Где-то в квартире хлопнула дверь. Так Мадвинна выразила свое отношение к просьбе Хальруна, но на демарш девушки никто снова не обратил внимание.

Глава 14

Костюм сидел, как влитой. Фанна расстаралась, но было бы лучше, оденься Хальрун одет в привычную одежду. Газетчик не сообразил, что станет главным блюдом вечера, и краснощекий поэт, с выражением читавший на публику свое творение, не сумеет перебить интерес к новому человеку.
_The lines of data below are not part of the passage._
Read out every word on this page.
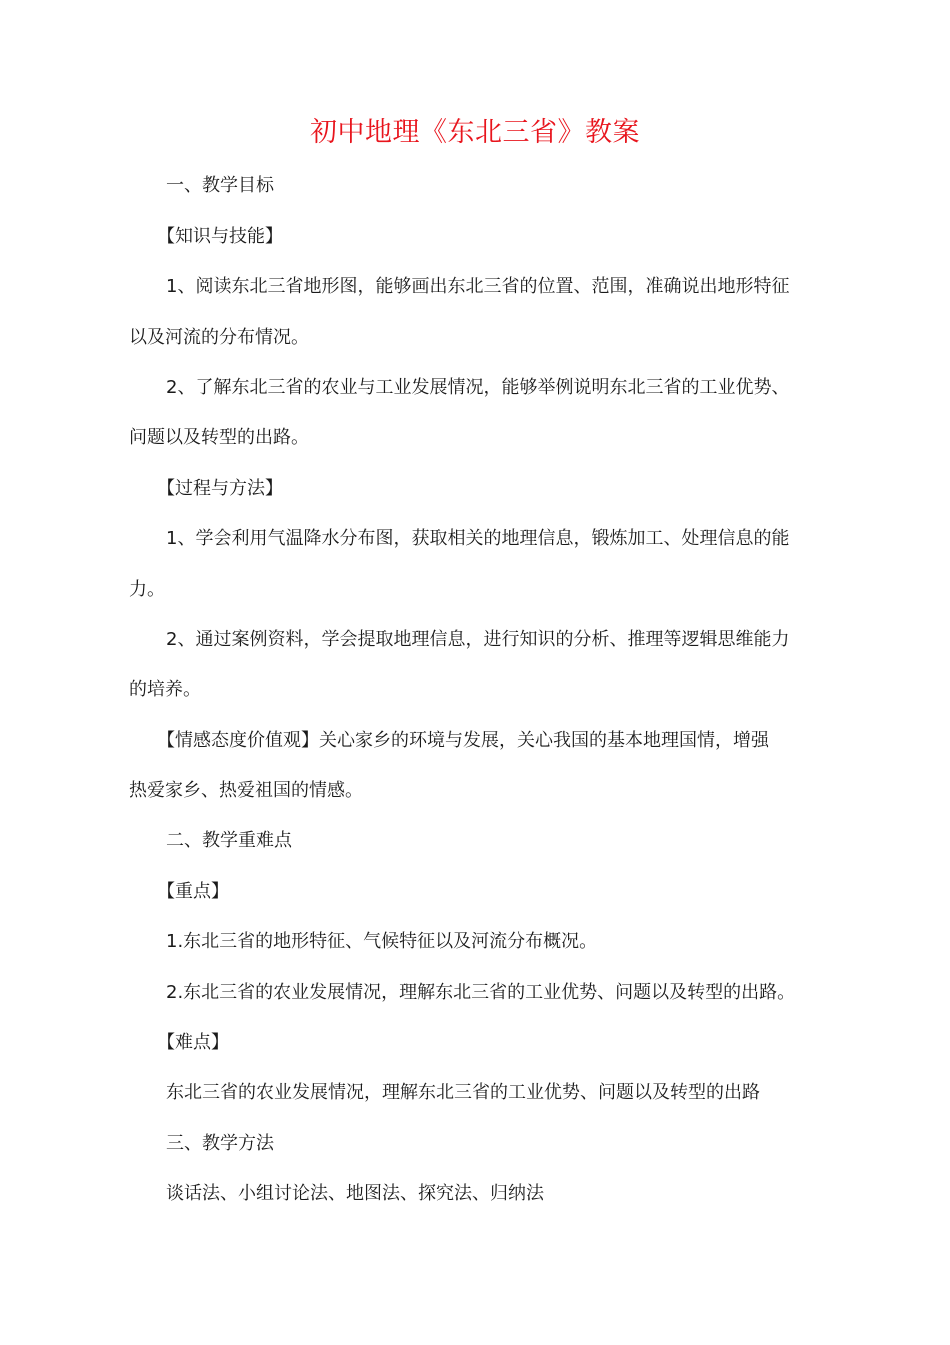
初中地理《东北三省》教案
一、教学目标
【知识与技能】
1、阅读东北三省地形图，能够画出东北三省的位置、范围，准确说出地形特征
以及河流的分布情况。
2、了解东北三省的农业与工业发展情况，能够举例说明东北三省的工业优势、
问题以及转型的出路。
【过程与方法】
1、学会利用气温降水分布图，获取相关的地理信息，锻炼加工、处理信息的能
力。
2、通过案例资料，学会提取地理信息，进行知识的分析、推理等逻辑思维能力
的培养。
【情感态度价值观】关心家乡的环境与发展，关心我国的基本地理国情，增强
热爱家乡、热爱祖国的情感。
二、教学重难点
【重点】
1.东北三省的地形特征、气候特征以及河流分布概况。
2.东北三省的农业发展情况，理解东北三省的工业优势、问题以及转型的出路。
【难点】
东北三省的农业发展情况，理解东北三省的工业优势、问题以及转型的出路
三、教学方法
谈话法、小组讨论法、地图法、探究法、归纳法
Общество у Мализы собралось своеобразное и разнообразное. Пожалуй, единственной общей чертой в гостях была некоторая богемность, проявленная, впрочем, тоже очень по-разному. Самым старым из приглашенных был богатей, фабрикант и меценат, известный покровитель искусств вей Варкост, возраст которого приближался к пятидесяти годам. Сидел он в стороне от других, в разговор вступал неохотно, а обществу людей предпочитал благородные возлияния. Самым молодым гостем был любимый племянник владельца крупнейшей в Бальтауфе текстильной фабрики. Именно он выступал сейчас с произведением, посвященным очаровательной Мализе. Стихи были откровенно дрянными, и надрывная экспрессия декламатора не спасала положение. Публика, как подметил Хальрун, над автором смеялась почти не таясь, но малец этого совершенно не замечал. Когда поэт закончил, ему устроили бурную овацию, и юноша покраснел, приняв похвалу за чистую монету.
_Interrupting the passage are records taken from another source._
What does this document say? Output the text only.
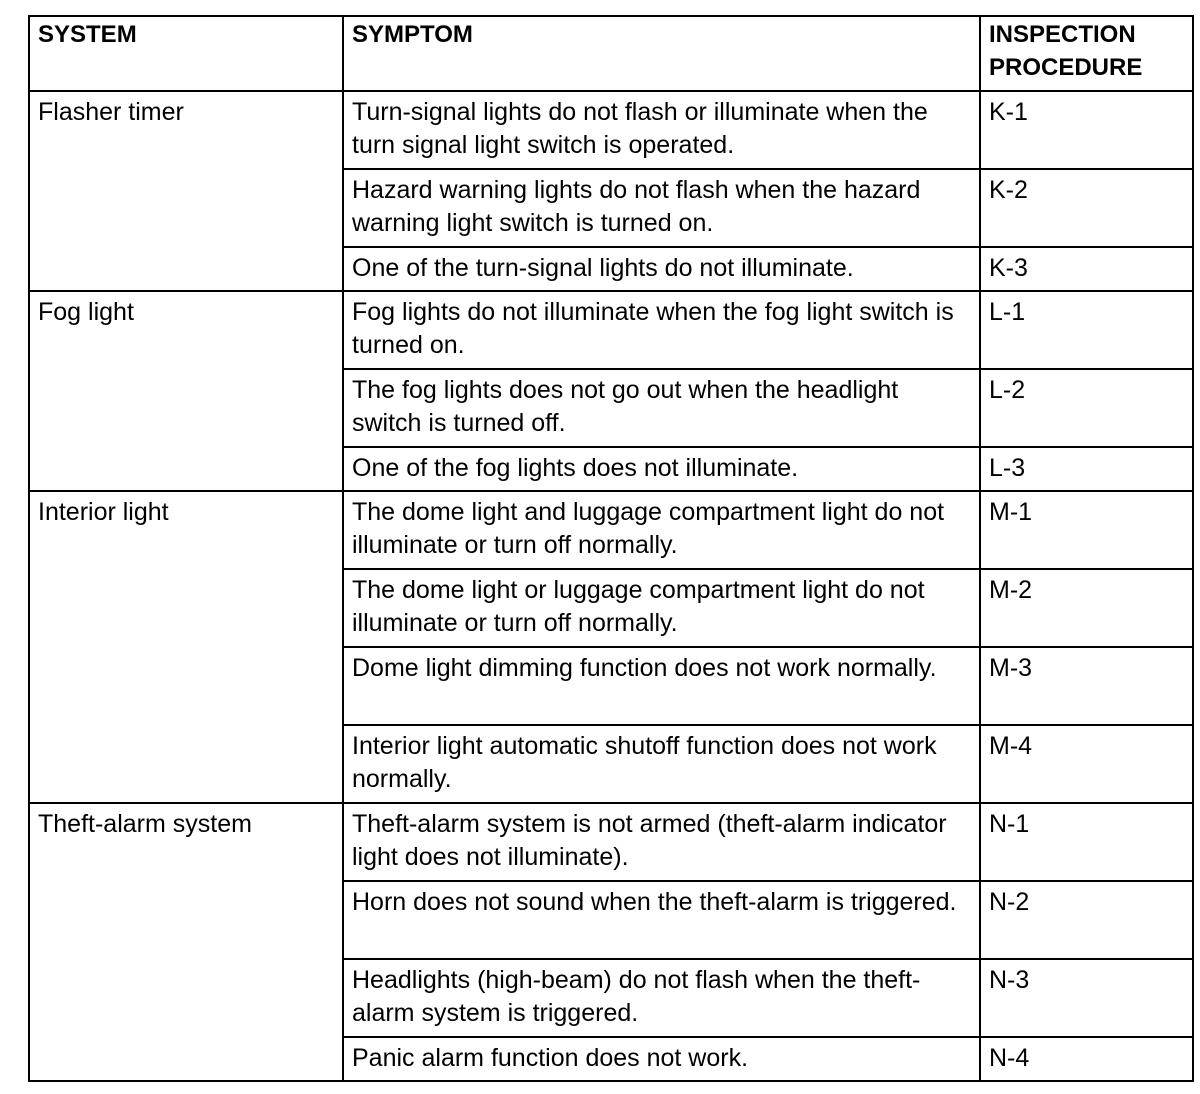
SYSTEM	SYMPTOM	INSPECTION PROCEDURE
Flasher timer	Turn-signal lights do not flash or illuminate when the turn signal light switch is operated.	K-1
	Hazard warning lights do not flash when the hazard warning light switch is turned on.	K-2
	One of the turn-signal lights do not illuminate.	K-3
Fog light	Fog lights do not illuminate when the fog light switch is turned on.	L-1
	The fog lights does not go out when the headlight switch is turned off.	L-2
	One of the fog lights does not illuminate.	L-3
Interior light	The dome light and luggage compartment light do not illuminate or turn off normally.	M-1
	The dome light or luggage compartment light do not illuminate or turn off normally.	M-2
	Dome light dimming function does not work normally.	M-3
	Interior light automatic shutoff function does not work normally.	M-4
Theft-alarm system	Theft-alarm system is not armed (theft-alarm indicator light does not illuminate).	N-1
	Horn does not sound when the theft-alarm is triggered.	N-2
	Headlights (high-beam) do not flash when the theft-alarm system is triggered.	N-3
	Panic alarm function does not work.	N-4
Впрочем, присутствовали на вечере и персоны иного рода. Следом за наивным поэтом к публике вышел небезызвестный бальтауфский писатель, который вынес на суд собравшихся главу из своего последнего романа. Она должна была выйти в следующем номере литературного журнала, но Хальрун роман не читал и смысла отрывка совершенно не понял. Заскучав журналист продолжил изучать гостей.

Для литературных чтений хозяйка подготовила дальнюю часть гостиной, где у стены стояло великолепное, огромное, обитое золотистой тканью кресло. Сиденье предназначалось для авторов, – хотя большинство предпочитало декламировать стоя, – а напротив полукругом стояли в три ряда стулья для слушателей. Мализа занимала место в центре самого первого, была ближе всех к чтецам и выглядела полностью поглощенной выступлениями. Она аплодировала громче всех, ее глаза загадочно блестели, а лицо раскраснелось от удовольствия. Вейя Кросгейс наслаждалась происходящим и была единственной, кто совершенно не замечал Хальруна. Газетчик полагал, что она поступает так нарочно.

Кроме автора популярного романа, на приеме присутствовало еще двое писателей, один художник и щуплый, но очень энергичный архитектор. Остальные гости попали сюда благодаря богатству или ради развлечения остальных, как Хальрун или незадачливый поэт. Мализа Кросгейс, словно заправская сводня, соединяла в своем доме искусство и деньги... Однако кое-кого в гостиной явно не доставало. Хальрун слышал, будто госпожа Лалла редко пропускает вечера своей патронессы, но сегодня гадалка почему-то не пришла. Отсутствие Лаллы обсуждалось в довольно едкой манере – здесь было так принято. Острый на язык Хальрун, пожалуй, мог бы вписаться в круг «друзей» Мализы, возникни у него такое желание.